- Genre: Crime drama
- Written by: Orkun Ertener; Sven Poser; Daniel Douglas Wissmann;
- Starring: Katharina Böhm; Stefan Rudolf; Jürgen Tonkel; Nicole Marischka; Stephan Kampwirth; Olga von Luckwald; Hermann Beyer;
- Country of origin: Germany
- Original language: German
- No. of seasons: 13
- No. of episodes: 80

Production
- Producers: Wolfgang Cimera; Susanne Flor;
- Production locations: Munich, Bavaria
- Running time: 60 minutes
- Production company: Network Movie Film- und Fernsehproduktion

Original release
- Network: ZDF
- Release: 24 February 2012 – present

= Die Chefin =

2012 German crime television series

Die Chefin is a German crime drama television series starring Katharina Böhm as First Police Chief Inspector Vera Lanz, a Munich police detective who has to balance her professional and private life. The show premiered on 24 February 2012 on ZDF.

==Plot==
Vera Lanz is First Police Chief Inspector of the Homicide division in Munich. After the mysterious death of her husband, a fellow inspector, Vera raises her daughter Zoe alone. Successful in her professional life, Vera struggles personally as she's having an affair with the married state's attorney. Her co-worker, Police Chief Inspector Paul Böhmer, is the former partner of her late husband, which provides tension between the investigators. In the first episode, Jan Trompeter completes Vera's team.

==Characters==
===Main===
Chief Inspector Vera Lanz (Katharina Böhm) works in the homicide division in Munich. Her husband died under unexplained circumstances, and the series follows her professional work alongside her personal life.

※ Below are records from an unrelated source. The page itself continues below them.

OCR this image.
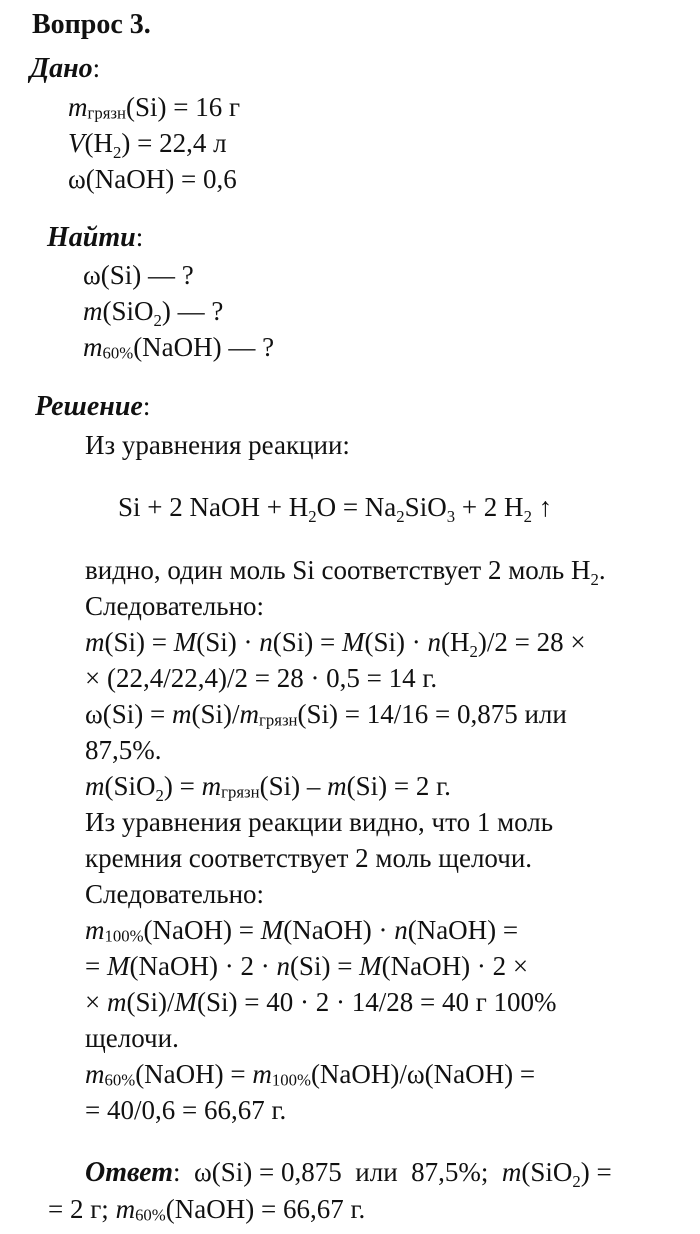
Вопрос 3.
Дано:
mгрязн(Si) = 16 г
$V(H_2) = 22,4$ л
ω(NaOH) = 0,6
Найти:
ω(Si) — ?
m(SiO$_2$) — ?
m60%(NaOH) — ?
Решение:
Из уравнения реакции:
Si + 2 NaOH + $H_2O = Na_2SiO_3 + 2$ $H_2$ ↑
видно, один моль Si соответствует 2 моль $H_2$.
Следовательно:
$m(Si) = M(Si) \cdot n(Si) = M(Si) \cdot n(H_2)/2 = 28$ ×
× (22,4/22,4)/2 = 28 · 0,5 = 14 г.
ω(Si) = m(Si)/mгрязн(Si) = 14/16 = 0,875 или
87,5%.
m(SiO$_2$) = mгрязн(Si) – m(Si) = 2 г.
Из уравнения реакции видно, что 1 моль
кремния соответствует 2 моль щелочи.
Следовательно:
m100%(NaOH) = M(NaOH) · n(NaOH) =
= M(NaOH) · 2 · n(Si) = M(NaOH) · 2 ×
× m(Si)/M(Si) = 40 · 2 · 14/28 = 40 г 100%
щелочи.
m60%(NaOH) = m100%(NaOH)/ω(NaOH) =
= 40/0,6 = 66,67 г.
Ответ:  ω(Si) = 0,875  или  87,5%;  m(SiO$_2$) =
= 2 г; m60%(NaOH) = 66,67 г.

Police Chief Inspector Paul Böhmer (Jürgen Tonkel) is the former partner of Vera's husband. Even though he seems very loyal and even protective of Vera, there exists a lot of tension between them.

Police Inspector Jan Trompeter (Stefan Rudolf) is the new colleague of Vera and Paul, who's very good as his job and seems to have caught the eye of his boss.

===Recurring===
Medical Examiner Heike Steinbeck (Nicole Marischka) works in the coroner's office; she is a friend of Vera.

State Attorney Marc Berger (Stephan Kampwirth) is involved in Vera's professional and private life. Even though he's married, Marc has an affair with Vera.

Zoe Lanz (Olga von Luckwald) is Vera's teenage daughter, who's about to finish school and plans to move in together with her boyfriend.

Georg Lanz (Hermann Beyer) is the father of Vera's late husband and is still investigating his son's mysterious death.

==Episodes==
===Season 1 (2012)===

| No. | Title | Directed by | Written by | Original release date | Viewers (millions) |
| 1 | "Enthüllung" | Maris Pfeiffer | Orkun Ertener | 24 February 2012 | 5.80 |
The 24-year-old Kim Landau, daughter of a prominent innkeeper, is thrown from the balcony of her apartment after returning home from a nightclub. It looks like a suicide at first, but soon Vera Lanz and her co-workers find proof that Kim Landau was murdered. The investigation focuses on Kim's ex-boyfriend and his prominent family. The father of the victim is holding a former business partner responsible and in his grief and pain seems capable of everything.

==Production==
Filming for the first season, for which the ZDF network ordered four episodes, started on 31 May 2011 and wrapped up on 8 August 2011. Intentionally planned for Saturday nights, Die Chefin became part of the network's famous Friday night line-up, with many crime dramas like Der Alte or Ein Fall für zwei. Die Chefin is the first Friday night crime drama that revolves around a female investigator.

==Reception==
Die Chefin was positively received by critics. Der Spiegel wrote that Böhm could "believably show the balance between a successful inspector and a struggling woman". The online magazine Quotenmeter gave the show 80 out of 100 and wrote that "the opposing team of investigators can claim all sympathy".